Recentemente eu tomei uma decisão muito importante e desafiadora. E, como não poderia deixar de ser, quis contar para alguns amigos próximos. O resultado foi bem peculiar, pra dizer o mínimo.

Tudo começa com a frase “tenho uma novidade para te contar”. Aqui, antes de contar o que aconteceu, vou sugerir que você, caro leitor, cara leitora, faça o teste. Eu garanto que as respostas serão muito diferentes para homens e mulheres.

Quando um homem diz que tem uma novidade, a primeira coisa que passa na cabeça dos amigos e da família é uma promoção no trabalho, um novo projeto profissional, alguma coisa que vai torna-lo ainda mais importante e influente.

Mulher quando diz que tem novidade (ou quando não está se sentindo bem por algum motivo), só pode ser gravidez. É a primeira coisa que passa na cabeça de quem nos ouve. É como se nossa existência tivesse única e exclusivamente a finalidade de reprodução.

Todo mundo que me conhece bem sabe que ter filhos não está nos meus planos. Se você é meu amigo e não sabe que eu não pretendo engravidar nem que a sobrevivência do planeta Terra esteja em discussão, talvez você não seja tão próximo de mim quanto pensa.

Mesmo assim, quando eu disse que tinha uma novidade para contar, 90% das pessoas que ouviram essa frase vieram com um “tá grávida?” como resposta. E é extremamente frustrante ter uma novidade incrível para dividir com as pessoas que eu amo e ouvir essa resposta de gente que me conhece muito bem.

Esse não foi um caso isolado. Há dois anos, eu fui promovida no trabalho e mudei de cidade. Adivinhem qual foi a reação da maior parte das pessoas à essa novidade? Óbvio, o famoso “tá grávida?”.

Isso sem contar a necessidade que todo mundo tem de me perguntar quando eu vou ter filhos. E aqui eu não falo só dos meus amigos e da minha família. Pessoas que eu acabei de conhecer se acham no direito (e na intimidade) de me perguntar sobre quando eu vou ser mãe.

E a pergunta nunca é no condicional. Nunca é “você quer ter filhos?” – o que, fica a dica, também não seria aceitável perguntar a uma mulher com quem você não tem intimidade.
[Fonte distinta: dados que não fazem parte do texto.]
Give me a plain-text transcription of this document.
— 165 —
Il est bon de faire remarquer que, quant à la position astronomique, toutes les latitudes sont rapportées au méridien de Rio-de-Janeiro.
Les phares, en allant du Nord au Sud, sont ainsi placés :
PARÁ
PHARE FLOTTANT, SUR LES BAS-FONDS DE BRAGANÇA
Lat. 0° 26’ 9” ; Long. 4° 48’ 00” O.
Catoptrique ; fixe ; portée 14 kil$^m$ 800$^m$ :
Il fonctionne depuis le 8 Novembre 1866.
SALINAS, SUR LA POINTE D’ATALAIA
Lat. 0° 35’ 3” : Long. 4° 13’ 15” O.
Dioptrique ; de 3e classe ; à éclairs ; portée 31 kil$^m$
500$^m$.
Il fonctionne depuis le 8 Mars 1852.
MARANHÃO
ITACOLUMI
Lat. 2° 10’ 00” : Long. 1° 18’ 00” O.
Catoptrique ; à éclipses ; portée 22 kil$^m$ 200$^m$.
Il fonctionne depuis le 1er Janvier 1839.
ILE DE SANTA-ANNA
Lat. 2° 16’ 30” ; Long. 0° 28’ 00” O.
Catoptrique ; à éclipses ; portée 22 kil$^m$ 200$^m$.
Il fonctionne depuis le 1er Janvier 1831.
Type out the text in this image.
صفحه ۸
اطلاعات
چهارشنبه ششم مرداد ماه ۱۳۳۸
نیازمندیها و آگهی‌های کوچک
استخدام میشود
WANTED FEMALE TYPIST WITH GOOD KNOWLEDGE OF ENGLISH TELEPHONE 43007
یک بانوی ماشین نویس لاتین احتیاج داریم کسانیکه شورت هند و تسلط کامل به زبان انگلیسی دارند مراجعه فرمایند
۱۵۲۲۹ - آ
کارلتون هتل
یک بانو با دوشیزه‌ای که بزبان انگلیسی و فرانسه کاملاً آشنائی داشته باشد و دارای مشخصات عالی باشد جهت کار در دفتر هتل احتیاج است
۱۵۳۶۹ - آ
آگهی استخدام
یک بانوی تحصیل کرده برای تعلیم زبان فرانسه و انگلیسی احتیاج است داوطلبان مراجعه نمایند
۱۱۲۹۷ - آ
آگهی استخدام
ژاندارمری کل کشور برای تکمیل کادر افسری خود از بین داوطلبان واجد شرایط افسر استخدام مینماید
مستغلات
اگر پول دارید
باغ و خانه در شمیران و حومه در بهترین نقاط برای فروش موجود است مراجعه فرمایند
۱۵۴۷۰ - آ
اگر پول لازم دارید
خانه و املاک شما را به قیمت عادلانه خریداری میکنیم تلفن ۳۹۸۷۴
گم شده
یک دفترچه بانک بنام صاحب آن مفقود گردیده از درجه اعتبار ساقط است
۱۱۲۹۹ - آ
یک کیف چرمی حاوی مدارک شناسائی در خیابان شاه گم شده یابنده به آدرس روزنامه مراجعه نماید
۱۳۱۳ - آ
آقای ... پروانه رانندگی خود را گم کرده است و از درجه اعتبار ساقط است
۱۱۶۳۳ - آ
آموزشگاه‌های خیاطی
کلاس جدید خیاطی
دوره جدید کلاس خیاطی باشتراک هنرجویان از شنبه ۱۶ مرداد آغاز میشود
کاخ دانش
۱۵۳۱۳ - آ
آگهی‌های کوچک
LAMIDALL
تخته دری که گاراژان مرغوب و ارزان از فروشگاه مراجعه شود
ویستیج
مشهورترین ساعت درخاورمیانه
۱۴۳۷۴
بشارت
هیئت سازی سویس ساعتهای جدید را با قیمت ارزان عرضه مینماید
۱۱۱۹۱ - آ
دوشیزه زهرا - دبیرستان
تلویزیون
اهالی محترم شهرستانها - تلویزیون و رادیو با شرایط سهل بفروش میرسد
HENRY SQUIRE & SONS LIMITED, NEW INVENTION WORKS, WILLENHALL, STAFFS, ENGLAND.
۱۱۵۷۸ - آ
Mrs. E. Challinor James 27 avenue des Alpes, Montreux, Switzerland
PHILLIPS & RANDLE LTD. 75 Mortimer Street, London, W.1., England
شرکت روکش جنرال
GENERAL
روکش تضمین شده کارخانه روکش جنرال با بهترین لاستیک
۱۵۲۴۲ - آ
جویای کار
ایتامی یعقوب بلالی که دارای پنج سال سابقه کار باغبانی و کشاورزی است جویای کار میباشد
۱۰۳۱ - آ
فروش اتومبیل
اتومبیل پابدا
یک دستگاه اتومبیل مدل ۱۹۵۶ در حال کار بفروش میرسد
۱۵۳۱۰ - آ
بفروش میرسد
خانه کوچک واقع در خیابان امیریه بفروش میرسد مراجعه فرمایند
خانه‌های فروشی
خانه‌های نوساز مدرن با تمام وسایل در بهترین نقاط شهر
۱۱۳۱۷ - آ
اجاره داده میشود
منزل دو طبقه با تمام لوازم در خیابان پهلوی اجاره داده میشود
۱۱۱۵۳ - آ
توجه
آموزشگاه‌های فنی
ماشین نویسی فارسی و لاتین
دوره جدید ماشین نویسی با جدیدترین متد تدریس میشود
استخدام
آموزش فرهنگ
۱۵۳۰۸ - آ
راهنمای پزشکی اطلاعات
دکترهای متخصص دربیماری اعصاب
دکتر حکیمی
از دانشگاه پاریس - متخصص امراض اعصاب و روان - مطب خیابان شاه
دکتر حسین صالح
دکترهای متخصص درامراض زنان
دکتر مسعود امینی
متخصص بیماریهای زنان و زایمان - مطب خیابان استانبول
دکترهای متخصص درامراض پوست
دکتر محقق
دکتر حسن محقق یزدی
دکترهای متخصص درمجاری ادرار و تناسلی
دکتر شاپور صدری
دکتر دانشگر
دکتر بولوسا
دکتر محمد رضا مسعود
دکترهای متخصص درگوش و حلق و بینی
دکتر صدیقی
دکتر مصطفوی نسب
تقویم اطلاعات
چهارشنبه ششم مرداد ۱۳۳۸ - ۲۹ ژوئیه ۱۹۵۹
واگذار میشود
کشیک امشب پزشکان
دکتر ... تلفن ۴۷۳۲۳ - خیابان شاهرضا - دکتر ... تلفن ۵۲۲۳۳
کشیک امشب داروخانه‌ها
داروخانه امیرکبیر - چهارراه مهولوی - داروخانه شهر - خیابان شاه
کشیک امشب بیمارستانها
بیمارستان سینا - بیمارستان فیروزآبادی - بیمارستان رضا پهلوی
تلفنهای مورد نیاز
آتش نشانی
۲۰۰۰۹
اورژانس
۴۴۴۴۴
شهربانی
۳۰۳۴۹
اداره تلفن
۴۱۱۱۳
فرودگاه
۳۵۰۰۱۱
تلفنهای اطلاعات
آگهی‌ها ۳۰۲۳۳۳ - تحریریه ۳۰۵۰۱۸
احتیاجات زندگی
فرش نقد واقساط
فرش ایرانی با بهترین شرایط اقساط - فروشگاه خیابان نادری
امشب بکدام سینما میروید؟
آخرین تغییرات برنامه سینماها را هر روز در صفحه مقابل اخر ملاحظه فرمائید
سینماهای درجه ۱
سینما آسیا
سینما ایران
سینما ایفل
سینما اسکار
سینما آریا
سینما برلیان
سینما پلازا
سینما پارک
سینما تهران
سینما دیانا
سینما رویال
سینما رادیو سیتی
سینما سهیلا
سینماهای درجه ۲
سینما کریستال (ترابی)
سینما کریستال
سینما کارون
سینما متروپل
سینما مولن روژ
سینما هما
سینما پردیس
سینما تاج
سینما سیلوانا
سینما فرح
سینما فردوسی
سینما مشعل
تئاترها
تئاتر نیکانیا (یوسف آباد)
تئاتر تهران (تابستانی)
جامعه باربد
A pergunta é sempre “quando você vai ter filhos?”, como se fosse minha obrigação e minha única função no mundo.

Já aconteceu do meu marido me apresentar como jornalista setorista de polícia nacional para um casal de amigos e a pergunta deles ser: “e quando vocês vão ter filhos?”. Com todo respeito às mães e a quem sonha ter uma família grande, cheia de filhos – o que afinal, é uma escolha tão legítima quanto a minha -, mas eu acho muito mais legal conversar sobre política do que sobre bebês que nunca vão nascer.

Apenas parem de ser assim, por favor.